La France s’enfonce dans les déficits et l’endettement. Les déficits publics atteignent 8,5% du PIB. L’endettement ne représente désormais pas loin d’une année de PIB (91% de celui-ci), véritable bombe à retardement dans une perspective de remontée des taux d’intérêt. A de tels niveaux de dérive des finances publiques, c’est l’avenir même du pays et de ses générations futures que l’on hypothèque. Le cœur-même de cette menace, c’est le bouclier fiscal, érigé en tables de la loi par Nicolas Sarkozy, tout à la fois symbole et caricature de la politique de la droite depuis 2007. L’impôt total est plafonné à 50% du revenu, CSG et CRDS comprises. En l’état des finances publiques et des besoins de la France, cette mesure n’est plus tenable. Certains parlementaires de la majorité le savent. Il s’est d’ailleurs fallu de pas grand-chose pour qu’un amendement du Nouveau Centre sortant les prélèvements sociaux et les impôts locaux du bouclier fiscal soit adopté à l’Assemblée Nationale en octobre dernier. Le Président avait sonné le tocsin et sommé Xavier Bertrand de filer toute séance tenante à l’Assemblée Nationale rappeler les fondamentaux sarkozystes aux quelques alliés centristes se piquant  d’émancipation politique.

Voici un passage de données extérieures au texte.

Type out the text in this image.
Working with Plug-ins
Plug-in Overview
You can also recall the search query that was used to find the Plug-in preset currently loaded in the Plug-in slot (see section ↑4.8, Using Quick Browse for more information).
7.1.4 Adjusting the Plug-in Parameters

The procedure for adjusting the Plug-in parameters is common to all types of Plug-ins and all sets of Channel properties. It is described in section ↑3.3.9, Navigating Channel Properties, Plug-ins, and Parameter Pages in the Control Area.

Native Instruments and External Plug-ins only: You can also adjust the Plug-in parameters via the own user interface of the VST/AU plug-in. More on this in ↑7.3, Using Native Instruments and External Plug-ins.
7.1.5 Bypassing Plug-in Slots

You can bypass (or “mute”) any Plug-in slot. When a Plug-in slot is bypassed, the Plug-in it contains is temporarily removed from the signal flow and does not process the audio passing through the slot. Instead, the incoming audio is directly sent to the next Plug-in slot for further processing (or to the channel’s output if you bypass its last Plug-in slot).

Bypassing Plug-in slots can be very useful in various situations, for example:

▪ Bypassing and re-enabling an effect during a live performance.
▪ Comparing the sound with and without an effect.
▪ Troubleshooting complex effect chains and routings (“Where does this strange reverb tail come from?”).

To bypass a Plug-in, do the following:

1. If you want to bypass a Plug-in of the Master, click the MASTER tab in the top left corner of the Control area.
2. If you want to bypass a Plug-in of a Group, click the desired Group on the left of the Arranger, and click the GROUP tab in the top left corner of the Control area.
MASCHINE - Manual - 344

Nicolas Sarkozy est de fait le seul leader européen sans aucune stratégie de sortie de crise. Le projet de loi de finance pour 2010 en est la meilleure preuve. Ramener le déficit budgétaire à 5% en 2011 grâce à une croissance projetée de 2,5% et à la limitation de la progression des dépenses publiques à 1% en volume est non seulement irréaliste en l’état, mais plus que tout critiquable au regard de l’urgence sociale. La politique que traduisent ces choix budgétaires ne fera qu’accroître les inégalités, la précarité et le chômage de masse partout en France. Quoi qu’en pense le Président, il faudra augmenter les impôts. Les choix faits en ce sens seront progressistes ou non. Une augmentation de 2 points de TVA ne le serait pas, disons-le clairement. Le bouclier fiscal doit donc être levé. Les niches fiscales de 2007, comme la déduction des intérêts d’emprunts immobiliers, doivent être supprimées. La progressivité de l’impôt doit être rétablie pour les revenus élevés. Imaginer un taux de 60% pour les revenus de plus d’un million d’Euros n’aurait rien de choquant au regard de l’effort de solidarité nationale nécessaire.